The shades blew steadily in the windows, with faint rasping sounds. Temple began to hear a clock. It sat on the mantel above a grate filled with fluted green paper. The clock was of flowered china, supported by four china nymphs. It had only one hand, scrolled and gilded, halfway between ten and eleven, lending to the otherwise blank face a quality of unequivocal assertion, as though it had nothing whatever to do with time.

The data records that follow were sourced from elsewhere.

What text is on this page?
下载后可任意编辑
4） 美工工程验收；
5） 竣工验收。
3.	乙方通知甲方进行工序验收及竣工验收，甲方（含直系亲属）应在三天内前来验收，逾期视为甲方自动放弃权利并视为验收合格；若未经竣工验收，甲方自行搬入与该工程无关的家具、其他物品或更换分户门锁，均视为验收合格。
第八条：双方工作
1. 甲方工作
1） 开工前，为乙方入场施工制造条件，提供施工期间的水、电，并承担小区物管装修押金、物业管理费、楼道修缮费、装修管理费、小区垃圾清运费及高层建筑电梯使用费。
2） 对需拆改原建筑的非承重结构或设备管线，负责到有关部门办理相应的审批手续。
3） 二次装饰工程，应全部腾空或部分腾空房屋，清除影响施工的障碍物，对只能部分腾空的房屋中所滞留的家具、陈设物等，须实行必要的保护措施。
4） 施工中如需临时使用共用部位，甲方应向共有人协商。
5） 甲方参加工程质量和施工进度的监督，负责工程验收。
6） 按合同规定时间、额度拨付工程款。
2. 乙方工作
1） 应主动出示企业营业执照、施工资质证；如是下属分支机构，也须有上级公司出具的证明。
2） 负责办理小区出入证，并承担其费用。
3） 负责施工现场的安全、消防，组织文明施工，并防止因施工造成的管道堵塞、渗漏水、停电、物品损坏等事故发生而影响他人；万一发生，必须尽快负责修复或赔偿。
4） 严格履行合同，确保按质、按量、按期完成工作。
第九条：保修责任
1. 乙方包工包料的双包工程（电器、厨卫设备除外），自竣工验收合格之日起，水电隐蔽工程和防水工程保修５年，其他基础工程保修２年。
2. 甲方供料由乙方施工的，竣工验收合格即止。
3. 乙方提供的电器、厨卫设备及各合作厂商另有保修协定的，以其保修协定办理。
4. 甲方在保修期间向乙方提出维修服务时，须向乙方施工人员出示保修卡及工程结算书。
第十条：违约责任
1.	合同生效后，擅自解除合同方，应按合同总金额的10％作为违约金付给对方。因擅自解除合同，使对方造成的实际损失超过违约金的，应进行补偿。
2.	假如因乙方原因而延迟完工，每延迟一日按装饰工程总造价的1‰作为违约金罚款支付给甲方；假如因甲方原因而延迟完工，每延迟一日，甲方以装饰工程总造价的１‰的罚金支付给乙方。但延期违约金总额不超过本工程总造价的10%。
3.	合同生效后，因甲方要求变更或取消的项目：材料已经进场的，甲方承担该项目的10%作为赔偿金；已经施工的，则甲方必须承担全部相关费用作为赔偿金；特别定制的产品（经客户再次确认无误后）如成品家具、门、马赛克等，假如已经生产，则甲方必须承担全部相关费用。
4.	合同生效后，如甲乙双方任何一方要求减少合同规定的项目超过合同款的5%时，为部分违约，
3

Temple rose from the bed. Holding the towel about her she stole toward the door, her ears acute, her eyes a little blind with the strain of listening. It was twilight; in a dim mirror, a pellucid oblong of dusk set on end, she had a glimpse of herself like a thin ghost, a pale shadow moving in the uttermost profundity of shadow. She reached the door. At once she began to hear a hundred conflicting sounds in a single converging threat and she clawed furiously at the door until she found the bolt, dropping the towel to drive it home. Then she caught up the towel, her face averted, and ran back and sprang into the bed and clawed the covers to her chin and lay there, listening to the secret whisper of her blood.